EDITORIAL

The Theological Virtue of Hope

Posted

On Monday night First Lady Michelle Obama was interviewed by Oprah Winfrey and spoke regrettably about hope. Hope is not a new topic for the Obamas. President Barack Obama campaigned on hope for his 2008 election bid, and Michelle referred to that nostalgically in the CBS interview Monday evening. In contrast to her husband’s sentiments, she lamented that now “we are feeling what not having hope is like.” She referred to hope as “a necessary concept.”

Hope, however, is not a feeling, and it is not a concept. Hope, as the Christian tradition has expressed it for centuries, is a virtue. In fact, it is one of the three theological virtues that embody our relationship with God. It is that virtue through which we desire and even anticipate from God the gift of eternal life and the grace necessary to obtain it. Through the virtue of hope we surrender ourselves to God, recognizing that it is not our own strength but the strength of God that will ultimately see us through to a life of human flourishing.

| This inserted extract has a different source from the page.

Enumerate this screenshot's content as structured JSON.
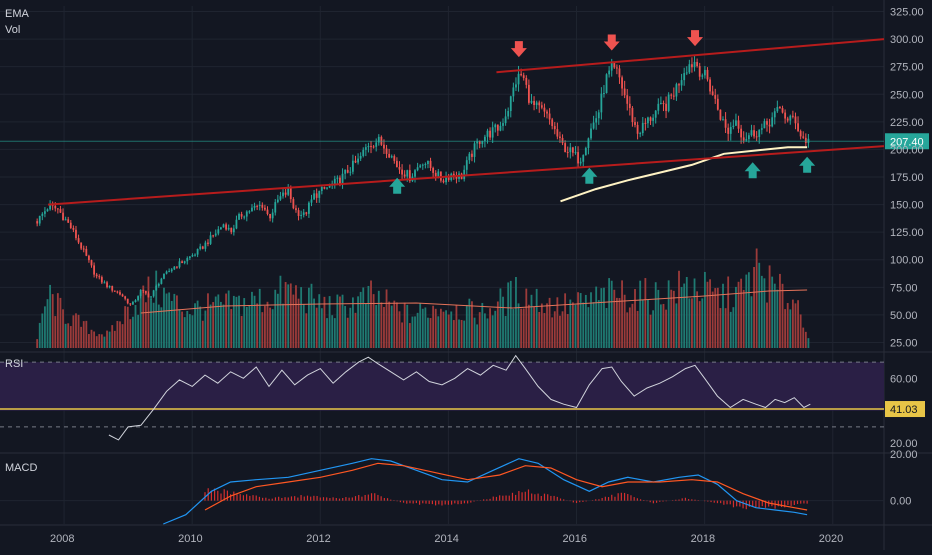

Michelle Obama asked, rhetorically, “What do you give your kids if you can’t give them hope?” But under her husband’s presidency, more than 8 million unborn children have been denied the gift of hope and the gift of life, an established fact that Obama considers part of his legacy in the promotion of “reproductive rights.” If Michelle Obama feels like she does not possess hope, it has much more to do with her husband, and absolutely nothing to do with God.